Most of the anecdotes are translated in their entirety. Some are partially translated, because the passage is too long, or it contains information not specifically needed to illustrate the point of the anecdote. In such cases, a short summary precedes the anecdote. The poems are translated only if their themes are crucial to the anecdotes, otherwise, only the incipit of the poem is given in transliterations. The chains of transmission are given fully, but rarely commented upon because a thorough commentary is outside the scope of the present volume, and because many narrators cannot be found in the biographical sources. Transliterated verbs appear in the infinitive case for easy retrieval, and nouns are left in the masculine singular case for the same reason.2 The death dates of singers, poets, and patrons do not appear in the anecdotes, but are cited in the index to people and places.

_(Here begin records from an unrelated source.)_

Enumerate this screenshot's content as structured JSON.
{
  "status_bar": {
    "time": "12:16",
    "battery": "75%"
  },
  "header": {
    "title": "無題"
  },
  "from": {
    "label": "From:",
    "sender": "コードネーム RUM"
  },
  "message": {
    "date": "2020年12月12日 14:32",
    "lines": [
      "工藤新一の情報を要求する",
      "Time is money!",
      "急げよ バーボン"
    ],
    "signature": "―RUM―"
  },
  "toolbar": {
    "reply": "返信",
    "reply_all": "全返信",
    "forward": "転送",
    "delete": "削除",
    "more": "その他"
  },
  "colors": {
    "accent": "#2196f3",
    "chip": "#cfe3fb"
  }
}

Dividing the anecdotes into chapters was a difficult and delicate balance to achieve: one anecdote can easily belong to more than one chapter. For this reason, I placed each anecdote in the most appropriate chapter and included cross references to it in other chapters where it could belong.
The transliterations are placed in brackets for the benefit of Arabic musicologists and philologists who would definitely want to know the Arabic terms, whether they are of a musicological, or socio-cultural nature. While there are many Arabic editions of the Book of Songs and the Arabic reader can consult them to find the appropriate terms, to my knowledge, the various editions do not have the required paginations to refer to the Dār al-Kutub edition. As a result, the task of finding the anecdote is complicated. In addition, few people have at their disposal the Dār al-Kutub edition, and those close to a university library that has the edition would, unfortunately, have to travel to that library every time they need to check on an Arabic term.